Submitted by vidul7498 t3_11itl7g in MachineLearning
Francois Chollet's recent tweet where he states: (https://twitter.com/fchollet/status/1630241783111364608)
"The answer to "when should I use deep RL" is that you shouldn't -- you should reframe your problem as a supervised learning problem, which is the only thing that curve-fitting can handle. In all likelihood this applies to RLHF for LLMs."
The people at DeepMind and OpenAI still seem bullish on RL but I have seen this kind of sentiment among other big names in DL as well. The most common sentiment I've seen is that RL is only good for extremely specific scenarios, other than that Supervised Learning is a much better option.
What do you guys think, is RL doomed or is it the future? Also, would it be one day possible to apply RL to a more general range of problems or will it always be niche?
currentscurrents t1_jazwqft wrote
The reason you want to do RL is that there's problem scenarios where RL is the only way to learn the problem.

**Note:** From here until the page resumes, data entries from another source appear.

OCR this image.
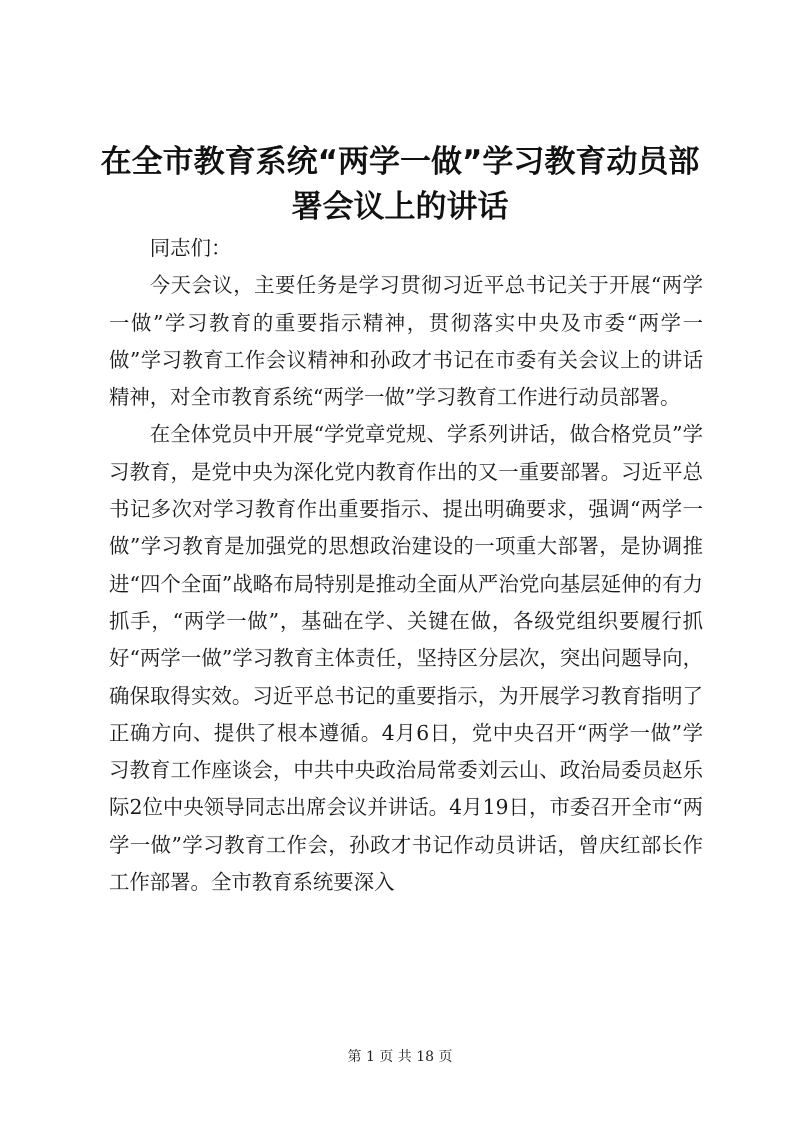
在全市教育系统“两学一做”学习教育动员部署会议上的讲话

同志们：

今天会议，主要任务是学习贯彻习近平总书记关于开展“两学一做”学习教育的重要指示精神，贯彻落实中央及市委“两学一做”学习教育工作会议精神和孙政才书记在市委有关会议上的讲话精神，对全市教育系统“两学一做”学习教育工作进行动员部署。

在全体党员中开展“学党章党规、学系列讲话，做合格党员”学习教育，是党中央为深化党内教育作出的又一重要部署。习近平总书记多次对学习教育作出重要指示、提出明确要求，强调“两学一做”学习教育是加强党的思想政治建设的一项重大部署，是协调推进“四个全面”战略布局特别是推动全面从严治党向基层延伸的有力抓手，“两学一做”，基础在学、关键在做，各级党组织要履行抓好“两学一做”学习教育主体责任，坚持区分层次，突出问题导向，确保取得实效。习近平总书记的重要指示，为开展学习教育指明了正确方向、提供了根本遵循。4月6日，党中央召开“两学一做”学习教育工作座谈会，中共中央政治局常委刘云山、政治局委员赵乐际2位中央领导同志出席会议并讲话。4月19日，市委召开全市“两学一做”学习教育工作会，孙政才书记作动员讲话，曾庆红部长作工作部署。全市教育系统要深入

第 1 页 共 18 页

Unsupervised learning can teach a model to understand the world, and supervised learning can teach a model to complete a human-defined task. But reinforcement learning can teach a model to choose its own tasks to complete arbitrary goals.
Trouble is, the training signal in reinforcement learning is a lot smaller, so you need ridiculous amounts of training data. Current thinking is that you need to use unsupervised learning to learn a world model + RL to learn how to achieve goals inside that model. This combination has worked very well for things like DreamerV3.